Kevin de Armas abrió el camino en los 60 kilogramos con la precisión de quien entiende que cada segundo puede ser definitivo, y en su mente no había ruido, solo la claridad de ejecutar, de imponer el ritmo, de quebrar la resistencia ajena hasta hacerla ceder; cuando todo terminó, buscó la bandera como quien busca abrigo, como quien necesita recordarse de dónde viene, y se envolvió en ella no para celebrar solo su victoria, sino para compartirla.

Después apareció Yonat Véliz en los 67, con esa mezcla de furia contenida y cálculo que distingue a los grandes, y su combate fue un pulso constante contra el desgaste, contra el rival y contra sí mismo, hasta que logró inclinar la balanza y levantar los brazos, pero no fue un gesto vacío, fue la continuación de una cadena, de un impulso colectivo que ya empujaba desde la primera medalla.

Más tarde, Daniel Gregorich en los 87 kilogramos llevó la escena a un territorio más físico, más denso, donde cada agarre parecía una batalla dentro de otra, y sin embargo, en medio de esa rudeza, hubo inteligencia, hubo paciencia, hubo ese instante exacto en que el cuerpo obedece a la mente y todo encaja, y cuando el triunfo fue irrevocable, repitió el ritual antiguo de los vencedores modernos: la bandera sobre los hombros, como capa, como piel extendida.

Y entonces llegó el cierre, el peso máximo de la jornada, la confirmación de que lo ocurrido no era casualidad sino dominio, con Oscar Pino en los 130 kilogramos, imponiendo presencia, técnica y autoridad, porque cada movimiento estaba condensada la historia reciente de la lucha cubana, porque no solo peleaba por él, sino por todos los que antes sostuvieron esa tradición de hierro; su victoria no fue un punto final, fue un golpe de cierre, un eco que retumba más allá del combate.
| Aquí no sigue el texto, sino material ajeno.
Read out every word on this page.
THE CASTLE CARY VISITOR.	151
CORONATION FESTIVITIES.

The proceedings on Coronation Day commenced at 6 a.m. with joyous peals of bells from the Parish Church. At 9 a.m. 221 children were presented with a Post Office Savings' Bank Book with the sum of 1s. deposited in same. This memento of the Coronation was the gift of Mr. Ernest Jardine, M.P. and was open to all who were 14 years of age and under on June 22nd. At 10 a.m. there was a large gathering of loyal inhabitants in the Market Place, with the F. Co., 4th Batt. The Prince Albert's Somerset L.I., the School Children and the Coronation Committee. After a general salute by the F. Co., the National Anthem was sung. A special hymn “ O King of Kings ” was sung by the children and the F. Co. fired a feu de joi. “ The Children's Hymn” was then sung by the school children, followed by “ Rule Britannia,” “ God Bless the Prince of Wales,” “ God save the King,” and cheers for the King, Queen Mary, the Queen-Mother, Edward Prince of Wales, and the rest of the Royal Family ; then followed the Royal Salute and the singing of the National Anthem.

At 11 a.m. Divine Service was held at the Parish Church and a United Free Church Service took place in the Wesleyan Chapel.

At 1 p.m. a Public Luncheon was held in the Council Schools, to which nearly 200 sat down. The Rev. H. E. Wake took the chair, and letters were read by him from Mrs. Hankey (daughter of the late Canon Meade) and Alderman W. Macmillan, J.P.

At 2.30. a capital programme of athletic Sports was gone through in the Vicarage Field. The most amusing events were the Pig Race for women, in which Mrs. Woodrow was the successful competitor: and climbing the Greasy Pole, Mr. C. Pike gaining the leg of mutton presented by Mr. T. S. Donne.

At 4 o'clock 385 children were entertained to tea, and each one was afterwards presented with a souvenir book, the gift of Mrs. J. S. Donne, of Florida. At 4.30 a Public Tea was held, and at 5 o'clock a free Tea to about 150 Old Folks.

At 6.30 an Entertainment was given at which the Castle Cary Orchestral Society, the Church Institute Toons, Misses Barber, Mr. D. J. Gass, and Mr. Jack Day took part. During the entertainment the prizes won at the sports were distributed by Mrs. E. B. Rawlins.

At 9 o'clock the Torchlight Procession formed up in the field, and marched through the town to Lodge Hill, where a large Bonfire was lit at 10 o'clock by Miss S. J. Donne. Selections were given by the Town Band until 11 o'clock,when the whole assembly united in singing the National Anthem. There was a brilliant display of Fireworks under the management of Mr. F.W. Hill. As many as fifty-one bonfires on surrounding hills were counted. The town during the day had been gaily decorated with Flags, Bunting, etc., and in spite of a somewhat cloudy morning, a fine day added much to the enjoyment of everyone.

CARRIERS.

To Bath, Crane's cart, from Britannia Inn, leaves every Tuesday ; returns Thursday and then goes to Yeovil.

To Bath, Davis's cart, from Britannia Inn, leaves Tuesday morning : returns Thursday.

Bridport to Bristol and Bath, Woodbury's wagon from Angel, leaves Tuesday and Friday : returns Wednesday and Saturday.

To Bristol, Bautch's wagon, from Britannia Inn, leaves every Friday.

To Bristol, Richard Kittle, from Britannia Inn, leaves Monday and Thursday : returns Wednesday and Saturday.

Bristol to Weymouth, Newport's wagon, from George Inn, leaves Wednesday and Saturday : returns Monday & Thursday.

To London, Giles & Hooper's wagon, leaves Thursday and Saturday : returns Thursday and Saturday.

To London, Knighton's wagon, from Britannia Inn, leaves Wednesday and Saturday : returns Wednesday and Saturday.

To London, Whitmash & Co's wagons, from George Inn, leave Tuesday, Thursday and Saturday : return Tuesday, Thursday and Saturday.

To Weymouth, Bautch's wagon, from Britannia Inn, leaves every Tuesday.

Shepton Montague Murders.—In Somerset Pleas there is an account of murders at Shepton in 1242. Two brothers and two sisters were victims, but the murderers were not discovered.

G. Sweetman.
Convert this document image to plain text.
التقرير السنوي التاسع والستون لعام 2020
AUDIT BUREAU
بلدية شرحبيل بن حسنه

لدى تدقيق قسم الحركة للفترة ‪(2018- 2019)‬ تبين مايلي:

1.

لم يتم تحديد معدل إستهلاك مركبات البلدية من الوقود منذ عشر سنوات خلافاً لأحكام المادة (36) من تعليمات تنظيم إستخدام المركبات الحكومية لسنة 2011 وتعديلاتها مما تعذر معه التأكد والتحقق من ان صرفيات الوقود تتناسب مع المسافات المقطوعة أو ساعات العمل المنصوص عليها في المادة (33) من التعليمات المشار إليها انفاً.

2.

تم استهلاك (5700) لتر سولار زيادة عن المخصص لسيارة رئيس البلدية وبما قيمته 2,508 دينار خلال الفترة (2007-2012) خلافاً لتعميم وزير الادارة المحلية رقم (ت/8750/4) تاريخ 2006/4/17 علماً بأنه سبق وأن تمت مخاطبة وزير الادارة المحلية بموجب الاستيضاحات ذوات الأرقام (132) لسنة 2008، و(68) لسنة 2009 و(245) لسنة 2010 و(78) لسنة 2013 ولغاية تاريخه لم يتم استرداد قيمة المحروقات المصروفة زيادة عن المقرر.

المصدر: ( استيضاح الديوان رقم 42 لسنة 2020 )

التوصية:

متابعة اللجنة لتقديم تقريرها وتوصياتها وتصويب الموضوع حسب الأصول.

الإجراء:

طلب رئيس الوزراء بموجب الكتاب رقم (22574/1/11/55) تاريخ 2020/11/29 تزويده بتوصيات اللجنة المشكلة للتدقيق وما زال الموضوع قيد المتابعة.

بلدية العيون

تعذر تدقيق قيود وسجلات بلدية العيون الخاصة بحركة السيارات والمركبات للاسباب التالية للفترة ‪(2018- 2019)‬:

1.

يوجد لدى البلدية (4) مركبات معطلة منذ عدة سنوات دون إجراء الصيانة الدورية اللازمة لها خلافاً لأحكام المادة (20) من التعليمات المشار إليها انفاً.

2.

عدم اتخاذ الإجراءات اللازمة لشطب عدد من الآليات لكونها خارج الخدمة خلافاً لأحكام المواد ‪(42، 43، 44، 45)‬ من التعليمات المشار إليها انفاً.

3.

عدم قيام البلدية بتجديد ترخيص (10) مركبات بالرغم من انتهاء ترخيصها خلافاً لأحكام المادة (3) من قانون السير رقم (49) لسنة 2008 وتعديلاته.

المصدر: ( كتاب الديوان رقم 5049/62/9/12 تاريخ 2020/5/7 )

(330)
Al terminar, ya no eran cuatro medallas aisladas, ni cuatro historias individuales: eran un mismo relato, una misma bandera multiplicada en cuatro cuerpos, una delegación entera latiendo en esos metales dorados que dejaron de pertenecer a quien los ganó para convertirse en símbolo compartido.

Quizá en la antigüedad los gladiadores buscaban la aprobación del César, pero aquí no hubo silencio expectante ni juicio incierto, porque los cubanos, incluso a kilómetros de distancia, ya habían decidido el destino de sus hombres, ya habían bajado el pulgar para que arrasaran, para que no quedara duda, para que el combate terminara siempre del mismo lado. Del lado de Cuba.